Harvey Elliott, the CEO of Balatro and Abiotic publisher Playstack, has said the firm’s sale to the owner of Fandom and GameSpot will not impact either, telling GamesIndustry.biz that new owner Integrated Media Company (IMC) had committed to maintaining Playstack separately from its media investments.
“IMC is not a huge organization themselves,” he says. “They’ve invested in multiple businesses. They’ve got four verticals which operate in different sectors and we’re in games publishing, we’re a completely different sector to everything they do. Even though they’ve got games related stuff, we’re not in the same division.” He says that the firm will not be sharing any systems because “there’s no one to integrate with, no one’s changing very much.”
“There’s no financial systems to integrate with. They certainly don’t have any QA or localization teams, finance functions, [they’re] really very much around fund finance, not operational. So there’s nothing to integrate.” He says that no staff will be leaving the business and it will continue to operate as before, and that IMC play and understand games “but they’re not offering us design choices and opinions. They’re very respectful of the choices that we make and I think that’s what they’ve bought.”
He says he was “pleasantly surprised by the interest” shown in the company when it started exploring sale options last year, and that IMC won out due to its scale compared to previous owner TruFin. Playstack’s recent success, driven chiefly by Balatro and Abiotic Factor, had made it “proportionally quite a large part of the Trufin portfolio”.
“If you’re 80% of what your organization does, then decisions I make affect them a lot,” he says. “We need to be in a group where I can make those decisions and it doesn’t move from 80%. It’s a fraction of what they do. So for me, it was finding someone with a scale that could allow us to operate in that way and there will definitely be connections they’ve got that we don’t have.”
The firm has nine releases planned for this year, and knows “everything but perhaps one game for next year, and we’ve got a really good slate for 2028,” says Elliott, the bulk of which will be original IP. The firm has delivered sequels for the Golden Idol and Mortal Shell franchises but “the range is going to be eclectic and that’s what we like, the variety publisher angle,” he says. “We’re also not losing sight of games like Balatro and Abiotic Factor, which have such phenomenal reach already and there’s more we can do helping those games reach more and more players.”
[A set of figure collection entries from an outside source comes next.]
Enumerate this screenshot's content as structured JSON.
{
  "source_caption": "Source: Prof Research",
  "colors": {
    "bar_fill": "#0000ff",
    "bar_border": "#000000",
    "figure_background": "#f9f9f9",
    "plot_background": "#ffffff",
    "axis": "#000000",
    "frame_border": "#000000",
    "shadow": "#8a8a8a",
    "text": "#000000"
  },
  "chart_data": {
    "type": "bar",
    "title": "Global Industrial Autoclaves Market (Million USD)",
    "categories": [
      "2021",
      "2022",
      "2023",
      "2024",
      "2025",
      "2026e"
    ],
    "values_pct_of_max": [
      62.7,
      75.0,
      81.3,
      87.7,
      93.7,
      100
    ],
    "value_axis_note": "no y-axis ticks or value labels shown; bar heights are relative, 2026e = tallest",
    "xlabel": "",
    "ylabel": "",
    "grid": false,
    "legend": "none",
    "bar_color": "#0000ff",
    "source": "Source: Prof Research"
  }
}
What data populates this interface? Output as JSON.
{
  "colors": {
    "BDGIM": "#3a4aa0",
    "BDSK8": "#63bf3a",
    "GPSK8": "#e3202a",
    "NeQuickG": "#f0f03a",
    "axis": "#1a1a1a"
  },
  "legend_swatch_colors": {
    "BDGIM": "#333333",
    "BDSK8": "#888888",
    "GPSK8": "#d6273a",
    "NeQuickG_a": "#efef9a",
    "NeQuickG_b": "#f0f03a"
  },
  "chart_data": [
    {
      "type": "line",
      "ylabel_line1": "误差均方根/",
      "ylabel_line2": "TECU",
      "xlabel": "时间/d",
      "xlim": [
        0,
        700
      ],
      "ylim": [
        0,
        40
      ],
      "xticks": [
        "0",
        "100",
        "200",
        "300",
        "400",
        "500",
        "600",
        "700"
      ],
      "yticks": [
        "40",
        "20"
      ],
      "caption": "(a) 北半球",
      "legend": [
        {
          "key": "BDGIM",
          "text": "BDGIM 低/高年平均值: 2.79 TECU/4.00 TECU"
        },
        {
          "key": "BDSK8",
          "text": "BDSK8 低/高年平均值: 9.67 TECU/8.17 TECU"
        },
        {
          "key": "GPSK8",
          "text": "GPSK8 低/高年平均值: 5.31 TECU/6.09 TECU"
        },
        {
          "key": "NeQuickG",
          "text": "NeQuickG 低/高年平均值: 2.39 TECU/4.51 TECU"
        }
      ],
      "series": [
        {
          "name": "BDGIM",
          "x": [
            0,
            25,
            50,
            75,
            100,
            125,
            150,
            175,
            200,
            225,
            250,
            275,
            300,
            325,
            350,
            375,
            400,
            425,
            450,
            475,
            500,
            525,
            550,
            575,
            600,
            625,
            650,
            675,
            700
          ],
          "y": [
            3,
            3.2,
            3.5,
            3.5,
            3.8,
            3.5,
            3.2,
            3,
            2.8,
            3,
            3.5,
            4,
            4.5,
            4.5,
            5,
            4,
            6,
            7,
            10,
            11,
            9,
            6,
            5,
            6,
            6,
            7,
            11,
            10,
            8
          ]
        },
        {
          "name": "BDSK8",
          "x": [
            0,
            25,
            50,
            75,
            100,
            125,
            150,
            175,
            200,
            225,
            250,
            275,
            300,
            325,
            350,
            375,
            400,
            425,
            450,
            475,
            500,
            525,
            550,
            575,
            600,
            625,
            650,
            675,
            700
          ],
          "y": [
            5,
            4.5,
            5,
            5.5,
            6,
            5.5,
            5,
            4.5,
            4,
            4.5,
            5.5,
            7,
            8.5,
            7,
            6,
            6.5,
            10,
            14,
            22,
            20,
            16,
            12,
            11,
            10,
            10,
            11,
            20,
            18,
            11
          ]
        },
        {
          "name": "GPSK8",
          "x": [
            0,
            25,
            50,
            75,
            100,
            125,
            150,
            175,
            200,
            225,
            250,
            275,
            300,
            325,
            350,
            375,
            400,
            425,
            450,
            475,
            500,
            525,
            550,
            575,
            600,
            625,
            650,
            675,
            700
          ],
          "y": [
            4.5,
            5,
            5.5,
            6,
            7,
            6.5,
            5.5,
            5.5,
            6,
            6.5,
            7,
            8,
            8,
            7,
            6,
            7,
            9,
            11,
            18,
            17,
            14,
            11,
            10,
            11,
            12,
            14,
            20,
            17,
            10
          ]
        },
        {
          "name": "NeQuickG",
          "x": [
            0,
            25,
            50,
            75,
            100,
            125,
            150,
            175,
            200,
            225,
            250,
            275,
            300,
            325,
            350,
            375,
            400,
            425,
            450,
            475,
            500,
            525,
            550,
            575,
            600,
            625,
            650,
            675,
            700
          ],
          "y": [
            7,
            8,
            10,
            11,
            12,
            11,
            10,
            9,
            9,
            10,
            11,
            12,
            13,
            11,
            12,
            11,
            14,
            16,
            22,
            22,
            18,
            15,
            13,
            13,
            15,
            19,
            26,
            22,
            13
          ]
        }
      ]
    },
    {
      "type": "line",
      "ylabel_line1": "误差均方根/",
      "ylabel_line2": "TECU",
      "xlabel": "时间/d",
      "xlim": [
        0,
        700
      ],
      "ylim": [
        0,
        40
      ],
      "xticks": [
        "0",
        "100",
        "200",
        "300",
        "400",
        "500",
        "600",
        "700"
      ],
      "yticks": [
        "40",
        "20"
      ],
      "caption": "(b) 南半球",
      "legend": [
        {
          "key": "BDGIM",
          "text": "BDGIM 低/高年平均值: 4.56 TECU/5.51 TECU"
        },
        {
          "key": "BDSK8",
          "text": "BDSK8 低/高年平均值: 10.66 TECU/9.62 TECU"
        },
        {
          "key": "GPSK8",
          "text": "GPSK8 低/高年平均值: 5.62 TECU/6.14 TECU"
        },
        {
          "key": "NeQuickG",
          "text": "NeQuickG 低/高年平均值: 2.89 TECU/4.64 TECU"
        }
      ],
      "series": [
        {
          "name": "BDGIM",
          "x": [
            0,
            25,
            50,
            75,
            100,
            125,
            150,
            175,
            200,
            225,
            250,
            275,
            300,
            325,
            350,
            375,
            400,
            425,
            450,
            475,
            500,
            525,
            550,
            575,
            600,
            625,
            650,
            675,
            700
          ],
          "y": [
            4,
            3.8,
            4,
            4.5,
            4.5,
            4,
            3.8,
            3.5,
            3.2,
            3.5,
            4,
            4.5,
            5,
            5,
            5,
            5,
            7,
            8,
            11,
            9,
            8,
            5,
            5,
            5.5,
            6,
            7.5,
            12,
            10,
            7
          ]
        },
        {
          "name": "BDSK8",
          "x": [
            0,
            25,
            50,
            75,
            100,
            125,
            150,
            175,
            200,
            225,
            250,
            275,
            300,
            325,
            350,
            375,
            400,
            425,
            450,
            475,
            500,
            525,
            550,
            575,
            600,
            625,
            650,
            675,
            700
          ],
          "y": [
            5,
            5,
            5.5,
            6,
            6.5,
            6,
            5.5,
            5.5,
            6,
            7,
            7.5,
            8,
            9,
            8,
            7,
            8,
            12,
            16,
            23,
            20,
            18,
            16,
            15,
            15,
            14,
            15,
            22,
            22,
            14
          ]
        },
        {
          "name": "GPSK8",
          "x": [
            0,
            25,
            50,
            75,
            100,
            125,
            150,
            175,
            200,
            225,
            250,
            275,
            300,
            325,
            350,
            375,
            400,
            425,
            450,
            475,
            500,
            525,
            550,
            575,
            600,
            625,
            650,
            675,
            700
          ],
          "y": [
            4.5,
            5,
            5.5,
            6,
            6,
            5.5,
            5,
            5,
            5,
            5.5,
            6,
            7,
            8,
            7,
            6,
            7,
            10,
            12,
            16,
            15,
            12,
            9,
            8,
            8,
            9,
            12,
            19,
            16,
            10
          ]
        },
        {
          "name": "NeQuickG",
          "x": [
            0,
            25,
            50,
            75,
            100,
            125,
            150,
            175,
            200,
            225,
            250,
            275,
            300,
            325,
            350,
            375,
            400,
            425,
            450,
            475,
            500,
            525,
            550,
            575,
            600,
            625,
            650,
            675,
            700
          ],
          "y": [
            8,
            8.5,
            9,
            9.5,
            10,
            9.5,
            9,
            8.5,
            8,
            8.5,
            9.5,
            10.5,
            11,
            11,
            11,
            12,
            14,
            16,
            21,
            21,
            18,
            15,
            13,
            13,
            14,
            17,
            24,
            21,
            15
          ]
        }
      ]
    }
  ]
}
TruFin had previously touted Playstack’s success at backing new titles, claiming that more than 85% of the titles it backed had generated a return on investment. Elliott says that the firm is “very rigorous on data and analytics” with a keen market understanding of “what might be the start of a new genre or category or subcategory,” but that “this is a people business and people on the ground talking to developers is generally how you find out about things,” citing the recent success of Raccoin which was signed after the developer Doraccoon approached them directly.
Elliott says that one of the “fundamental rules of the business” is that it “won’t make a penny out of a game until the developers are making money from the game,” which means it relies on a rigorous forecasting process on the titles it signs and invests in. He describes the firm’s current strategy as supporting “games that are sub a million dollars investment spend, but we have every year one or two, possibly a couple more, that are a bit beyond that. And that’s because the numbers support it, the justification is there, the team are passionate about it, we believe in the game and the creative.”
He says that “the capacity’s definitely there” with the new owner to make bigger bets, but “I’m always going to work from the numbers. Just because you can do something doesn’t mean you should do something.” The backing could result in “maybe investing in titles for a slightly longer timescale, but not a fundamental change.”
“I think there’s lots of potential for us, whether that’s growing PlayStack, whether we look at opening up in new markets or growing other opportunities,” he says. “What we don’t feel now, which we might have felt before, is that there’s a barrier on whether we choose to do something, whether we’ve got the ability to do it.”